Giurisprudenza e Prassi

SOSTITUZIONE DEL MODELLO OFFERTO CON UNO PIÙ EVOLUTO DURANTE LA FASE ESECUTIVA: NON LEDE TRASPARENZA E CONCORRENZA SE AVVIENE ALLE STESSE CONDIZIONI (120)

CONSIGLIO DI STATO SENTENZA 2026

In tema di appalti pubblici di forniture, la sostituzione del modello di prodotto offerto in sede di gara con uno più evoluto durante la fase esecutiva non lede i principi di trasparenza e concorrenza qualora la sostituzione avvenga alle medesime condizioni economiche e prestazionali previste dalla disciplina di gara, risolvendosi in un vantaggio per l'Amministrazione.
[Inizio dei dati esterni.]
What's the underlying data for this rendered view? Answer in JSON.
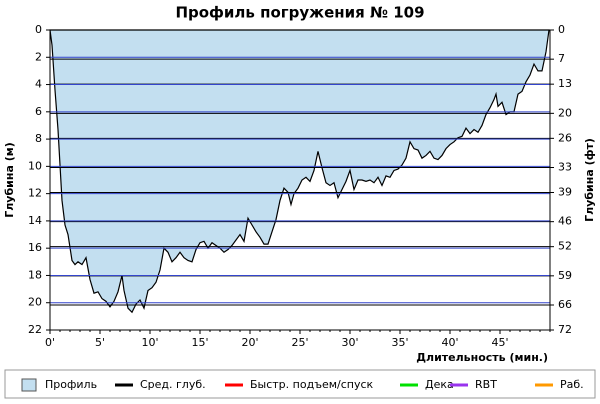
{
  "chart_data": {
    "type": "area",
    "title": "Профиль погружения № 109",
    "ylabel": "Глубина (м)",
    "y2label": "Глубина (фт)",
    "xlabel": "Длительность (мин.)",
    "xlim": [
      0,
      50
    ],
    "ylim": [
      0,
      22
    ],
    "y2lim": [
      0,
      72
    ],
    "xticks": [
      {
        "value": 0,
        "label": "0'"
      },
      {
        "value": 5,
        "label": "5'"
      },
      {
        "value": 10,
        "label": "10'"
      },
      {
        "value": 15,
        "label": "15'"
      },
      {
        "value": 20,
        "label": "20'"
      },
      {
        "value": 25,
        "label": "25'"
      },
      {
        "value": 30,
        "label": "30'"
      },
      {
        "value": 35,
        "label": "35'"
      },
      {
        "value": 40,
        "label": "40'"
      },
      {
        "value": 45,
        "label": "45'"
      }
    ],
    "yticks": [
      0,
      2,
      4,
      6,
      8,
      10,
      12,
      14,
      16,
      18,
      20,
      22
    ],
    "y2ticks": [
      0,
      7,
      13,
      20,
      26,
      33,
      39,
      46,
      52,
      59,
      66,
      72
    ],
    "inverted_y": true,
    "grid": true,
    "x": [
      0,
      0.2,
      0.5,
      0.8,
      1.2,
      1.5,
      1.8,
      2.2,
      2.5,
      2.8,
      3.2,
      3.6,
      4.0,
      4.4,
      4.8,
      5.2,
      5.6,
      6.0,
      6.4,
      6.8,
      7.2,
      7.4,
      7.8,
      8.2,
      8.6,
      9.0,
      9.4,
      9.8,
      10.2,
      10.6,
      11.0,
      11.4,
      11.8,
      12.2,
      12.6,
      13.0,
      13.4,
      13.8,
      14.2,
      14.6,
      15.0,
      15.4,
      15.8,
      16.2,
      16.6,
      17.0,
      17.4,
      17.8,
      18.2,
      18.6,
      19.0,
      19.4,
      19.8,
      20.2,
      20.6,
      21.0,
      21.4,
      21.8,
      22.2,
      22.6,
      23.0,
      23.4,
      23.8,
      24.1,
      24.4,
      24.8,
      25.2,
      25.6,
      26.0,
      26.4,
      26.8,
      27.2,
      27.6,
      28.0,
      28.4,
      28.8,
      29.2,
      29.6,
      30.0,
      30.4,
      30.8,
      31.2,
      31.6,
      32.0,
      32.4,
      32.8,
      33.2,
      33.6,
      34.0,
      34.4,
      34.8,
      35.2,
      35.6,
      36.0,
      36.4,
      36.8,
      37.2,
      37.6,
      38.0,
      38.4,
      38.8,
      39.2,
      39.6,
      40.0,
      40.4,
      40.8,
      41.2,
      41.6,
      42.0,
      42.4,
      42.8,
      43.2,
      43.6,
      44.0,
      44.4,
      44.6,
      44.8,
      45.2,
      45.6,
      46.0,
      46.4,
      46.8,
      47.2,
      47.6,
      48.0,
      48.4,
      48.8,
      49.2,
      49.6,
      49.9
    ],
    "series": [
      {
        "name": "Профиль",
        "color": "#c3dff0",
        "values": [
          0,
          1.1,
          4.4,
          7.3,
          12.5,
          14.3,
          15,
          16.9,
          17.2,
          17,
          17.2,
          16.7,
          18.3,
          19.3,
          19.2,
          19.7,
          19.9,
          20.3,
          19.9,
          19.2,
          18,
          19.1,
          20.4,
          20.7,
          20.1,
          19.8,
          20.4,
          19.1,
          18.9,
          18.5,
          17.6,
          16,
          16.3,
          17,
          16.7,
          16.3,
          16.7,
          16.9,
          17,
          16.1,
          15.6,
          15.5,
          16,
          15.6,
          15.8,
          16,
          16.3,
          16.1,
          15.8,
          15.4,
          15,
          15.5,
          13.8,
          14.3,
          14.8,
          15.2,
          15.7,
          15.7,
          14.8,
          13.9,
          12.5,
          11.6,
          11.9,
          12.8,
          12,
          11.6,
          11,
          10.8,
          11.1,
          10.3,
          8.9,
          10.1,
          11.2,
          11.4,
          11.2,
          12.3,
          11.7,
          11.1,
          10.3,
          11.7,
          11,
          11,
          11.1,
          11,
          11.2,
          10.8,
          11.4,
          10.7,
          10.8,
          10.3,
          10.2,
          9.9,
          9.4,
          8.2,
          8.7,
          8.8,
          9.4,
          9.2,
          8.9,
          9.4,
          9.5,
          9.2,
          8.7,
          8.4,
          8.2,
          7.9,
          7.8,
          7.2,
          7.6,
          7.3,
          7.5,
          7,
          6.2,
          5.7,
          5.1,
          4.7,
          5.6,
          5.3,
          6.2,
          6,
          6,
          4.7,
          4.5,
          3.8,
          3.3,
          2.5,
          3,
          3,
          1.6,
          0
        ]
      }
    ],
    "legend_items": [
      {
        "name": "Сред. глуб.",
        "color": "#000000"
      },
      {
        "name": "Быстр. подъем/спуск",
        "color": "#ff0000"
      },
      {
        "name": "Дека",
        "color": "#00e000"
      },
      {
        "name": "RBT",
        "color": "#9933ee"
      },
      {
        "name": "Раб.",
        "color": "#ff9900"
      }
    ]
  }
}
Inoltre, i requisiti tecnici descritti in termini generici dalla lex di gara devono essere interpretati in chiave funzionale, ritenendo idonei sistemi di autenticazione (password e LDAP) che garantiscano il raggiungimento dello scopo di sicurezza prefissato.

"Una simile scelta non appare suscettibile di compromettere [...] la trasparenza e la par condicio tra i concorrenti, essendo incontestato che la sostituzione sarebbe -ed è poi avvenuta allo stesso prezzo e alle stesse condizioni previsti dalla disciplina di gara, consentendo, di contro, all’Amministrazione l’acquisizione di un prodotto più evoluto".